Govt moots relaxation in FDI rules on JVs
The government today proposed a major relaxation in FDI rules to allow foreign firms to bring in new technology and set up new independent business without clearance from their existing local partners.business Updated: Sep 10, 2010 20:40 IST
The government on Friday proposed a major relaxation in FDI rules to allow foreign firms to bring in new technology and set up new independent business without clearance from their existing local partners.
The move is aimed at attracting foreign direct investment (FDI) into the country, which has recently slowed down.
Under the present dispensation, a foreign player who had set up a joint venture (JV) in India before January 12, 2005 but now wants to open a new business independent of the existing domestic partner faces barriers.

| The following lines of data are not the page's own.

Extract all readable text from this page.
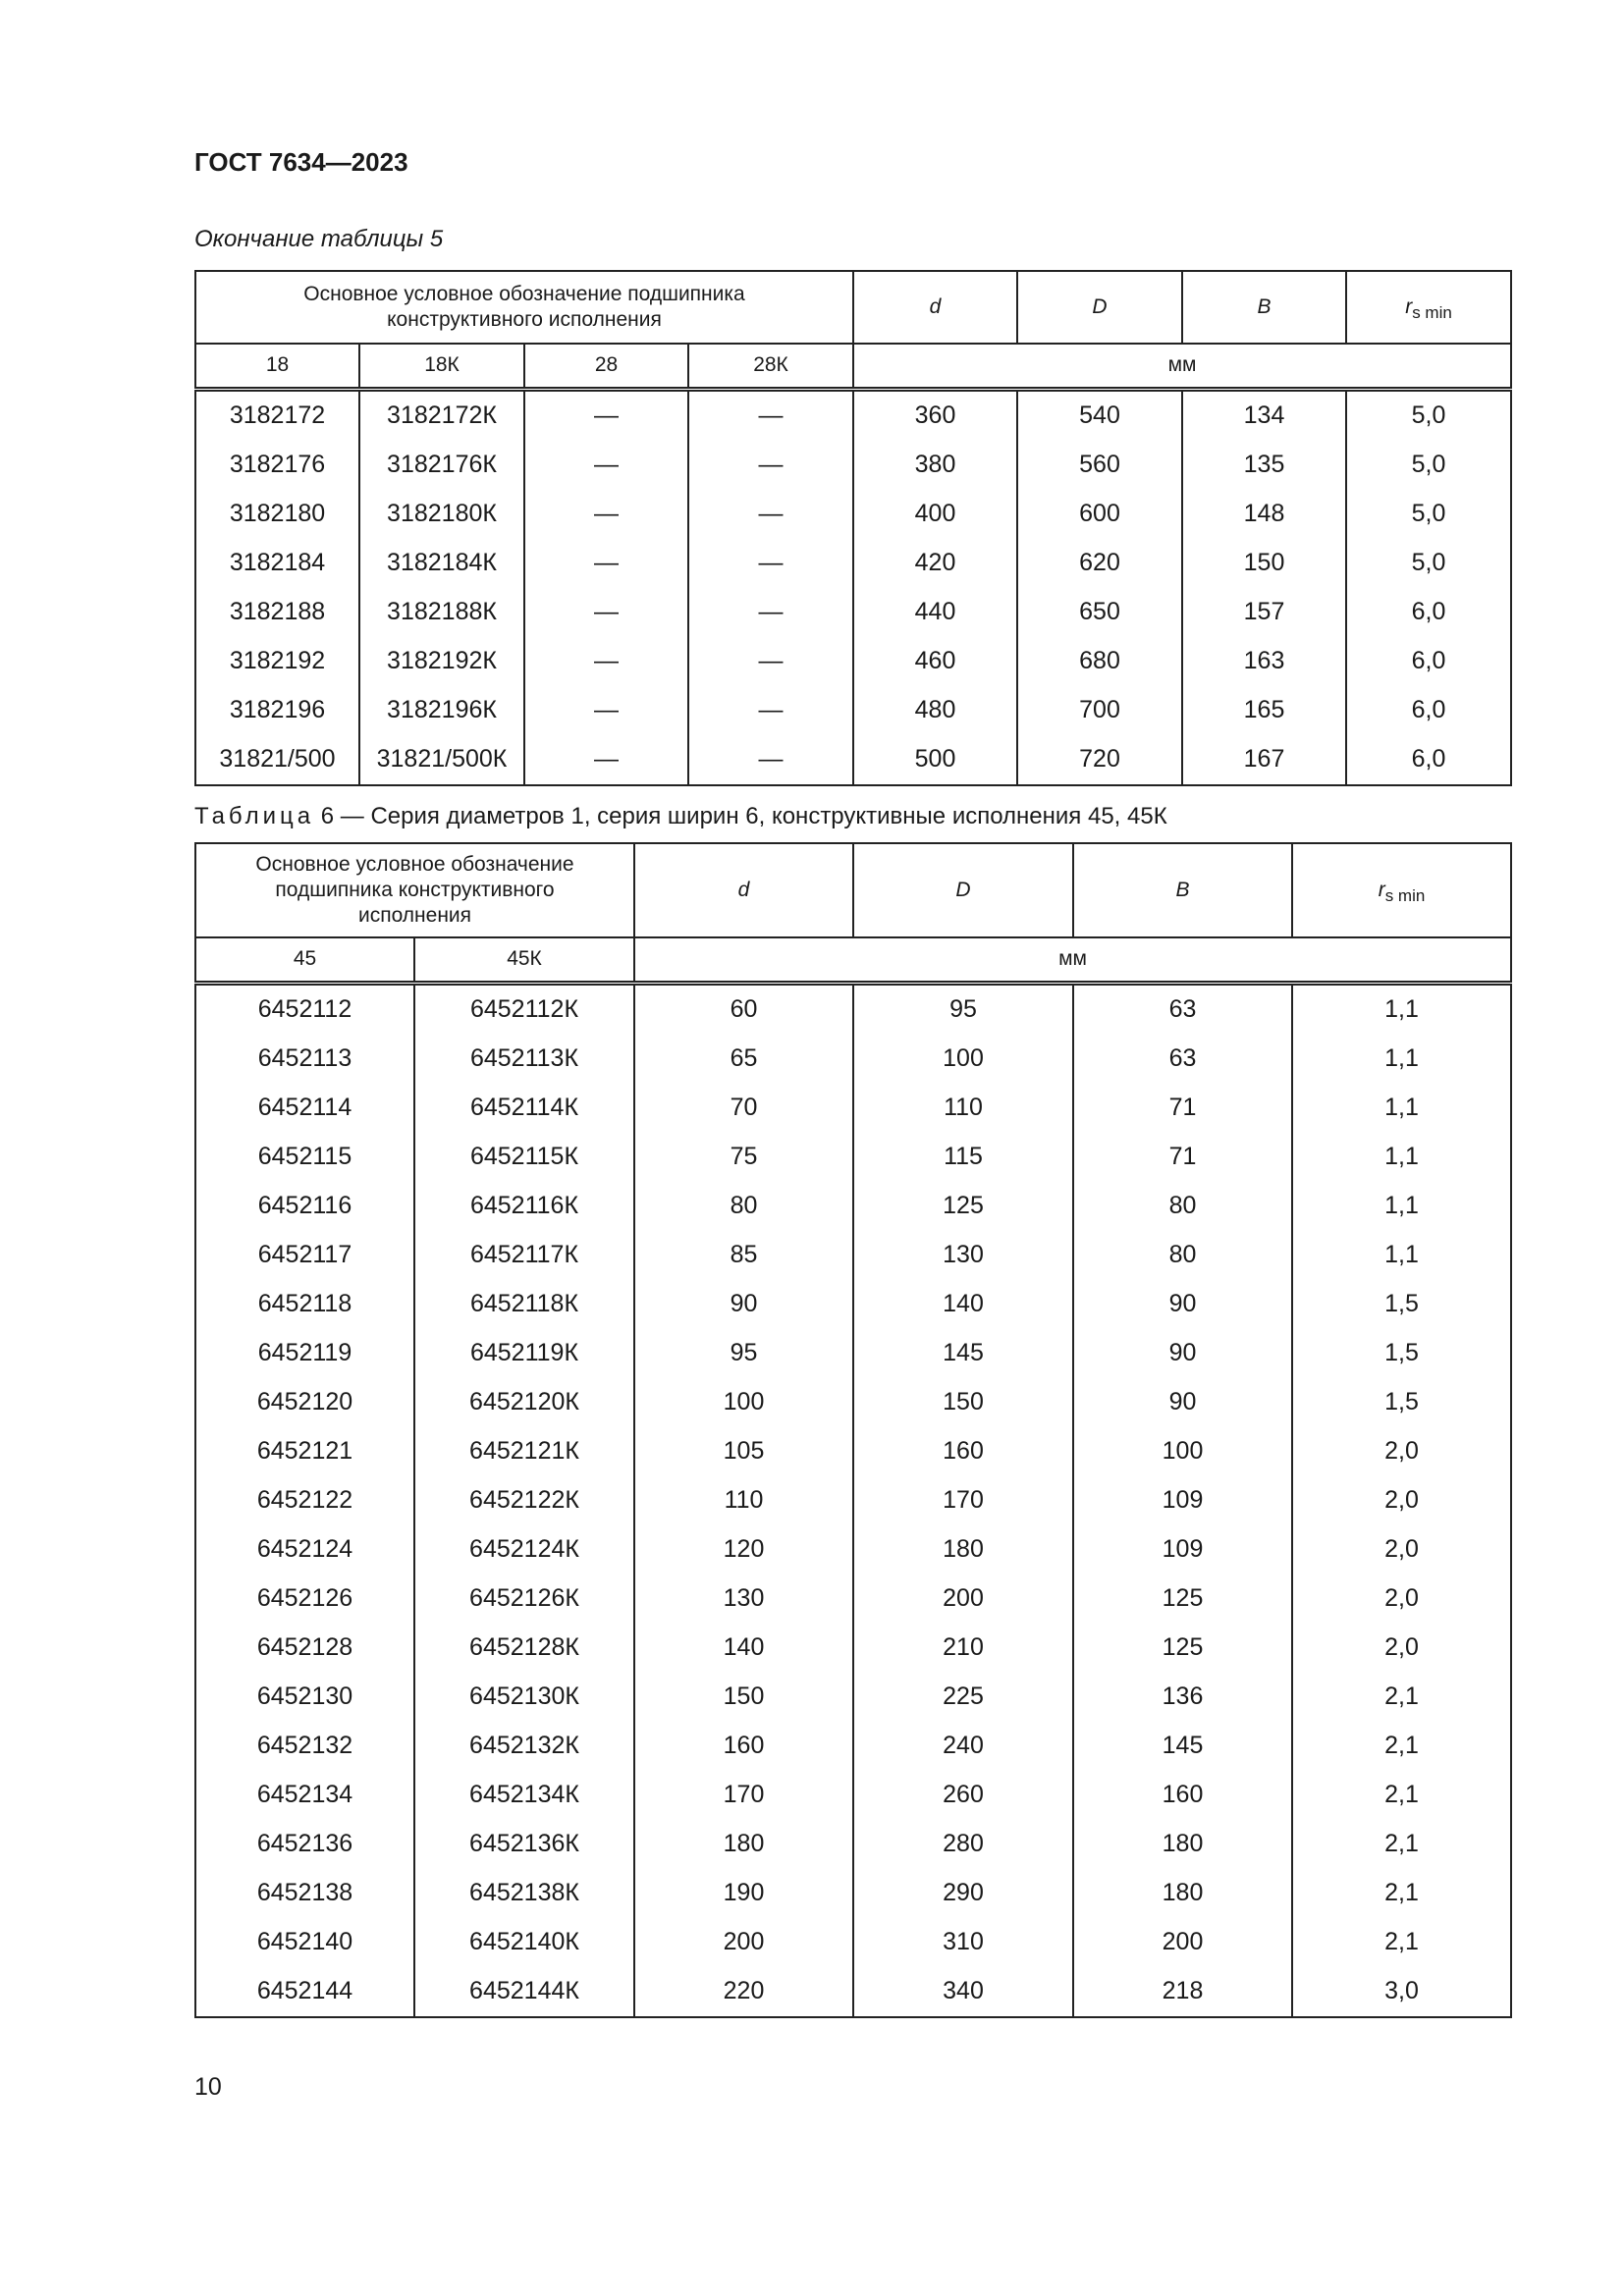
ГОСТ 7634—2023
Окончание таблицы 5
Основное условное обозначение подшипника конструктивного исполнения				d	D	B	$r_{s min}$
18	18К	28	28К	мм			
3182172	3182172К	—	—	360	540	134	5,0
3182176	3182176К	—	—	380	560	135	5,0
3182180	3182180К	—	—	400	600	148	5,0
3182184	3182184К	—	—	420	620	150	5,0
3182188	3182188К	—	—	440	650	157	6,0
3182192	3182192К	—	—	460	680	163	6,0
3182196	3182196К	—	—	480	700	165	6,0
31821/500	31821/500К	—	—	500	720	167	6,0
Таблица 6 — Серия диаметров 1, серия ширин 6, конструктивные исполнения 45, 45К
Основное условное обозначение подшипника конструктивного исполнения		d	D	B	$r_{s min}$
45	45К	мм			
6452112	6452112К	60	95	63	1,1
6452113	6452113К	65	100	63	1,1
6452114	6452114К	70	110	71	1,1
6452115	6452115К	75	115	71	1,1
6452116	6452116К	80	125	80	1,1
6452117	6452117К	85	130	80	1,1
6452118	6452118К	90	140	90	1,5
6452119	6452119К	95	145	90	1,5
6452120	6452120К	100	150	90	1,5
6452121	6452121К	105	160	100	2,0
6452122	6452122К	110	170	109	2,0
6452124	6452124К	120	180	109	2,0
6452126	6452126К	130	200	125	2,0
6452128	6452128К	140	210	125	2,0
6452130	6452130К	150	225	136	2,1
6452132	6452132К	160	240	145	2,1
6452134	6452134К	170	260	160	2,1
6452136	6452136К	180	280	180	2,1
6452138	6452138К	190	290	180	2,1
6452140	6452140К	200	310	200	2,1
6452144	6452144К	220	340	218	3,0
10
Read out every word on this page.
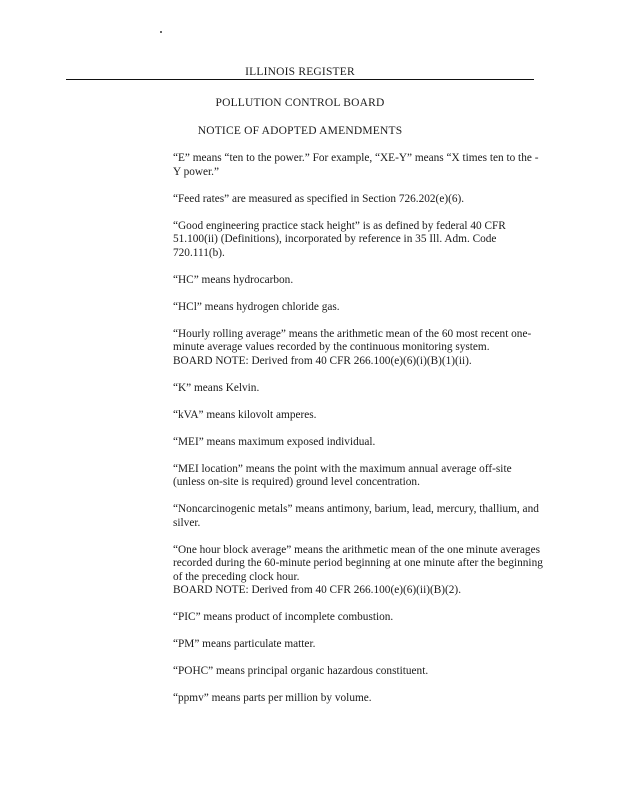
ILLINOIS REGISTER
POLLUTION CONTROL BOARD
NOTICE OF ADOPTED AMENDMENTS

“E” means “ten to the power.” For example, “XE-Y” means “X times ten to the -Y power.”

“Feed rates” are measured as specified in Section 726.202(e)(6).

“Good engineering practice stack height” is as defined by federal 40 CFR 51.100(ii) (Definitions), incorporated by reference in 35 Ill. Adm. Code 720.111(b).

“HC” means hydrocarbon.

“HCl” means hydrogen chloride gas.

“Hourly rolling average” means the arithmetic mean of the 60 most recent one-minute average values recorded by the continuous monitoring system.
BOARD NOTE: Derived from 40 CFR 266.100(e)(6)(i)(B)(1)(ii).

“K” means Kelvin.

“kVA” means kilovolt amperes.

“MEI” means maximum exposed individual.

“MEI location” means the point with the maximum annual average off-site (unless on-site is required) ground level concentration.

“Noncarcinogenic metals” means antimony, barium, lead, mercury, thallium, and silver.

“One hour block average” means the arithmetic mean of the one minute averages recorded during the 60-minute period beginning at one minute after the beginning of the preceding clock hour.
BOARD NOTE: Derived from 40 CFR 266.100(e)(6)(ii)(B)(2).

“PIC” means product of incomplete combustion.

“PM” means particulate matter.

“POHC” means principal organic hazardous constituent.

“ppmv” means parts per million by volume.
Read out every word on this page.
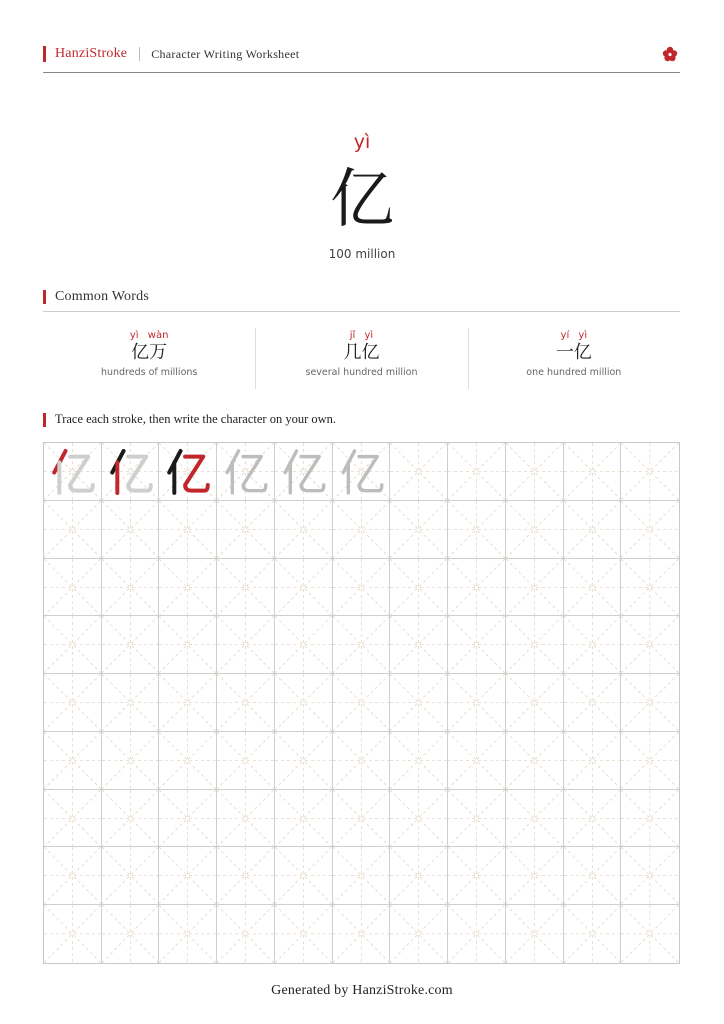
HanziStroke Character Writing Worksheet
yì
亿
100 million
Common Words
yì wàn
亿万
hundreds of millions
jǐ yì
几亿
several hundred million
yí yì
一亿
one hundred million
Trace each stroke, then write the character on your own.
Generated by HanziStroke.com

The foreign player not only needs the government approval but also a 'no-objection certificate' from the domestic partner to the effect that the new forays would not "jeopardise" interest of the existing JV.
"The proposal is a welcome move it will attract more and more FDI and will also bring in high quality products for Indian consumers at competitive price," Naresh Makhijani, Executive Director, KPMG said.
The FDI rules proposed to be relaxed were not applicable to the joint ventures entered after January 12, 2005. Thus, the changes would help foreign investors who entered JVs before this date.
Suggesting abolition of this rule, the Department of Industrial Policy and Promotion (DIPP) said in a discussion paper, "There is a need to examine whether such a conditionality continues to be relevant in the present day context."
Alternatively, it has suggested that the stipulation of no-objection from the domestic partner should not be applicable to JVs which are 10-year old.
It has invited comments from the stakeholders till October 15.
The move follows representations from foreign investors pointing out that their domestic partners were using a string of press notes since 1998 "as a means of extracting unreasonable prices/commercial advantage. These press notes had become a stumbling block for further FDI coming into the country."
The DIPP, the nodal agency for FDI related matters, said India has entered into a number of free trade agreements and several others are under negotiations.
"In such a scenario if an industry (FDI) is discouraged from being set up in India, it could be set up in a neighbouring country with whom a trade agreement exists or is being negotiated," it said.
India received $ 25.8 billion FDI in 2009-10.
After a pick up in the first two months of the current fiscal, the inflows have slowed down for June and July.